Что это было за зрелище для меня! Вплоть до той минуты, когда Фокленд предстал перед моими глазами, грудь моя была закалена против жалости. Мне казалось, что я хладнокровно обсудил все обстоятельства дела (страсть, достигшая торжествующей, всемогущей силы, всегда кажется хладнокровием тому, в ком она господствует) и вынес беспристрастное и справедливое решение. Я считал, что если мистеру Фокленду будет позволено продолжать его козни, это будет непоправимым несчастьем для нас обоих. Я считал, что принятое решение даст мне возможность сбросить с себя свою долю несчастий, в то время как его доля вряд ли может вообще возрасти. И мне казалось, что сама справедливость требует сделать так, чтобы один человек был несчастен вместо двух, чтобы не двое, а один был лишен способности вносить свою долю участия в работу на общее благо.
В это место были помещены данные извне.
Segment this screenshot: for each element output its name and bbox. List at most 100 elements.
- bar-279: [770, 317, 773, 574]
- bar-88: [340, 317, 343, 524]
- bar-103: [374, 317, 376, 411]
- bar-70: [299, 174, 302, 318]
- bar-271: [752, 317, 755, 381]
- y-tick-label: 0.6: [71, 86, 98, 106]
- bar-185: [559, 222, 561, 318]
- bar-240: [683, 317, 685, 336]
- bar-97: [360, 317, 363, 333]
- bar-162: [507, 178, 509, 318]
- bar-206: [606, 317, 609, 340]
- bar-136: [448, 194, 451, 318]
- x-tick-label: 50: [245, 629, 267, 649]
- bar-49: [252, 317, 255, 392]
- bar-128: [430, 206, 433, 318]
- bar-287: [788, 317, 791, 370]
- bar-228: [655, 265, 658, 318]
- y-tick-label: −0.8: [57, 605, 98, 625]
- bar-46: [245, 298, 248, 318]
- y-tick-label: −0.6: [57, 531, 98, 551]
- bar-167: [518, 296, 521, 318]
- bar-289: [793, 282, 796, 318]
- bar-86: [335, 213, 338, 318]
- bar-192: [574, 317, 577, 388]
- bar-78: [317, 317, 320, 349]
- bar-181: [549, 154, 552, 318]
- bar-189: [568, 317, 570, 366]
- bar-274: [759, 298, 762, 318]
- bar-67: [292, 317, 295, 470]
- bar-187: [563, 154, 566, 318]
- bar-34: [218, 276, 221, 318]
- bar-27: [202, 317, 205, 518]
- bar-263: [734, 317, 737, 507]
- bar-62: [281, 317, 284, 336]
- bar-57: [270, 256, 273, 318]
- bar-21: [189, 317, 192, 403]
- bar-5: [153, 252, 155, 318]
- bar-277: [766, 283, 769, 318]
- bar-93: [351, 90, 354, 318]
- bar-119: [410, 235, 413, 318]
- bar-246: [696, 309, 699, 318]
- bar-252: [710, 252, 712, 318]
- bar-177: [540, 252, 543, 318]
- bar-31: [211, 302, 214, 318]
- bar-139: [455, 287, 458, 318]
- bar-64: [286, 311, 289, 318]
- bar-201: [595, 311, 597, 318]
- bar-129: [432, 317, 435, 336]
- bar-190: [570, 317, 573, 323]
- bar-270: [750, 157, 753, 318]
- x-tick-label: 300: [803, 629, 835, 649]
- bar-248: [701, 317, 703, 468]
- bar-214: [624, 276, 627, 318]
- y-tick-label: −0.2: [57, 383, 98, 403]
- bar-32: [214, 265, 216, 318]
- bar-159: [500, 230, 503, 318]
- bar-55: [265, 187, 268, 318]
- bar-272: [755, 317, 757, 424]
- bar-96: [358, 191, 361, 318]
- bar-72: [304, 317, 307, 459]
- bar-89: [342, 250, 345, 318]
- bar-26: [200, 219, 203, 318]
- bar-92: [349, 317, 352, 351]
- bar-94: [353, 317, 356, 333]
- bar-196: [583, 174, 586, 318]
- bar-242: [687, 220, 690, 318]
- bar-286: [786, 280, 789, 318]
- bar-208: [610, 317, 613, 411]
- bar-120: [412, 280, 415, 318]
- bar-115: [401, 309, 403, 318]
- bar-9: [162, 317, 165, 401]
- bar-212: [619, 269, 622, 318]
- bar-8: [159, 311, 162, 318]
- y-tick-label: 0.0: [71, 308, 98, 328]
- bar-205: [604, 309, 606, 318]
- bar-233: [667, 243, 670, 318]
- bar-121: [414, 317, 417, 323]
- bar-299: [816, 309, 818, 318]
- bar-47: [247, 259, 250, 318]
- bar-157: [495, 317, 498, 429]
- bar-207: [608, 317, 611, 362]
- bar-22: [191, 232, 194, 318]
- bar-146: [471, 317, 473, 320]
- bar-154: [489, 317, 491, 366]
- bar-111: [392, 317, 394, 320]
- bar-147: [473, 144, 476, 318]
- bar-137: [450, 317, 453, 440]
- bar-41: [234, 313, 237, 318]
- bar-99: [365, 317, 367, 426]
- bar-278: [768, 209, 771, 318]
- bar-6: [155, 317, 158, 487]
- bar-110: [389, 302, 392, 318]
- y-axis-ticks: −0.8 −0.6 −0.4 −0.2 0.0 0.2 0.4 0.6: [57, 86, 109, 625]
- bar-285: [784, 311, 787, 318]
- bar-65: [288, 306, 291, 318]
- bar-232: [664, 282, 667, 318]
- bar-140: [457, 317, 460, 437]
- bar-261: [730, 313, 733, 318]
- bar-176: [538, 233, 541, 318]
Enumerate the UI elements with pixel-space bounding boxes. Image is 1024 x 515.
Мне казалось, что в этом деле я поднялся над личными соображениями и сужу, совершенно пренебрегая внушениями эгоизма. Правда, мистер Фокленд был смертен, но, несмотря на свое явное разрушение, мог прожить еще долго. Следовало ли мне покориться и бесполезно провести лучшую пору своей жизни в теперешнем жалком положении? Он объявил мне, что его доброе имя должно остаться навеки неприкосновенным. Это было его господствующей страстью – мыслью, которая доводила его до безумия. Поэтому и на то время, когда его уже не будет, он, наверное, завещал преследовать меня Джайнсу или какому-нибудь другому, столь же бесчеловечному негодяю. Теперь или никогда я должен был освободить свое будущее от бесконечной скорби.
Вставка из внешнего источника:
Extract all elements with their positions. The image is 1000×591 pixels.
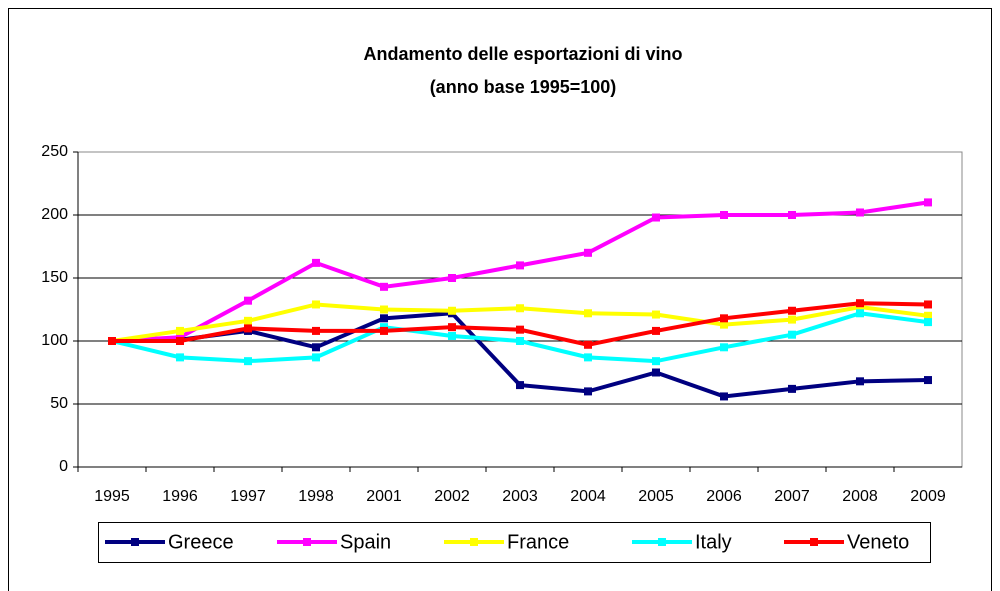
point-marker [720,392,728,401]
point-marker [720,320,728,329]
point-marker [856,299,864,308]
point-marker [788,384,796,393]
point-marker [176,326,184,335]
x-tick-label: 2004 [570,488,606,505]
point-marker [720,211,728,219]
point-marker [856,377,864,386]
y-tick-label: 250 [41,143,68,160]
point-marker [516,304,524,313]
x-tick-label: 2001 [366,488,402,505]
point-marker [720,343,728,352]
point-marker [584,387,592,396]
x-tick-label: 2006 [706,488,742,505]
point-marker [856,309,864,318]
point-marker [652,368,660,377]
legend-label: Spain [340,531,391,553]
point-marker [448,306,456,315]
x-tick-label: 1996 [162,488,198,505]
point-marker [244,357,252,366]
point-marker [312,326,320,335]
legend-label: Greece [168,531,234,553]
point-marker [924,300,932,309]
x-tick-label: 2009 [910,488,946,505]
point-marker [924,198,932,207]
legend-swatch-marker [303,538,311,546]
y-tick-label: 200 [41,206,68,223]
legend-swatch-marker [810,538,818,546]
legend-label: Italy [695,531,732,553]
x-tick-label: 2008 [842,488,878,505]
point-marker [584,248,592,257]
point-marker [652,310,660,319]
point-marker [244,324,252,333]
point-marker [720,314,728,323]
point-marker [380,305,388,314]
legend-swatch-marker [470,538,478,546]
y-tick-label: 0 [59,458,68,475]
point-marker [652,357,660,366]
point-marker [788,211,796,219]
point-marker [312,343,320,352]
legend-swatch-marker [131,538,139,546]
x-tick-label: 1998 [298,488,334,505]
point-marker [448,331,456,340]
point-marker [176,337,184,345]
chart-subtitle: (anno base 1995=100) [430,77,617,97]
legend-label: Veneto [847,531,909,553]
chart-title: Andamento delle esportazioni di vino [363,44,682,64]
point-marker [924,311,932,320]
point-marker [788,306,796,315]
legend-label: France [507,531,569,553]
point-marker [652,326,660,335]
point-marker [516,261,524,270]
point-marker [924,318,932,327]
point-marker [108,337,116,345]
point-marker [788,330,796,339]
x-tick-label: 2005 [638,488,674,505]
point-marker [244,296,252,305]
x-tick-label: 2007 [774,488,810,505]
point-marker [448,323,456,332]
x-tick-label: 1997 [230,488,266,505]
point-marker [856,208,864,217]
point-marker [788,315,796,324]
legend-swatch-marker [658,538,666,546]
point-marker [244,316,252,325]
point-marker [652,213,660,222]
point-marker [312,300,320,309]
point-marker [380,326,388,335]
point-marker [584,309,592,318]
y-tick-label: 100 [41,332,68,349]
point-marker [516,337,524,345]
point-marker [516,325,524,334]
x-tick-label: 1995 [94,488,130,505]
point-marker [380,282,388,291]
point-marker [924,376,932,385]
point-marker [312,353,320,362]
x-tick-label: 2003 [502,488,538,505]
point-marker [584,340,592,349]
point-marker [584,353,592,362]
point-marker [516,381,524,390]
y-tick-label: 50 [50,395,68,412]
x-tick-label: 2002 [434,488,470,505]
point-marker [176,353,184,362]
point-marker [380,314,388,323]
point-marker [312,258,320,267]
point-marker [448,274,456,282]
y-tick-label: 150 [41,269,68,286]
Но все эти тонко сплетенные умствования разлетелись в прах при виде зрелища, которое открылось теперь моим глазам. «Стану ли я топтать человека, доведенного до такой страшной крайности? Направлю ли свою вражду против того, кого уже привели к могиле законы природы? Стану ли отравлять последние мгновения человека, подобного Фокленду, самыми невыносимыми для него речами? Это невозможно. Очевидно, была какая-то страшная ошибка в ходе рассуждений, убедивших меня стать виновником этой отвратительной сцены. Должно найтись лучшее и более благородное средство от бед, под бременем которых я страдаю».
Было уже поздно. Ошибка, допущенная мной, зашла так далеко, что возврата не было. Вот сидит Фокленд, торжественно доставленный в суд для ответа по обвинению в убийстве. И вот стою я, уже выступивший обвинителем, серьезно и клятвенно обязавшийся поддерживать обвинение. Таково было мое положение. И в этом положении мне предстояло немедленно действовать. Я дрожал всем телом. Я охотно согласился бы, чтобы эта минута была последней минутой моего существования. Как бы то ни было, я полагал, что самое необходимое и обязательное для меня поведение заключается в том, чтобы полностью излить перед слушателями волнения моей души. Я взглянул сначала на мистера Фокленда, потом на судью и его помощников, потом опять на мистера Фокленда. Душевное волнение не давало мне говорить. Наконец я начал:
– Зачем не могу я вернуть последние четыре дня своей жизни? Как мог я быть так настойчив и упрям в своем дьявольском намерении? О, если б я послушался увещаний судьи или подчинился доброжелательному деспотизму его власти! До сих пор я был только несчастлив – отныне я буду считать себя негодяем! До сих пор, хоть и жестоко обиженный человечеством, я был прав перед судом собственной совести. Мера моих бедствий еще не была полна до краев.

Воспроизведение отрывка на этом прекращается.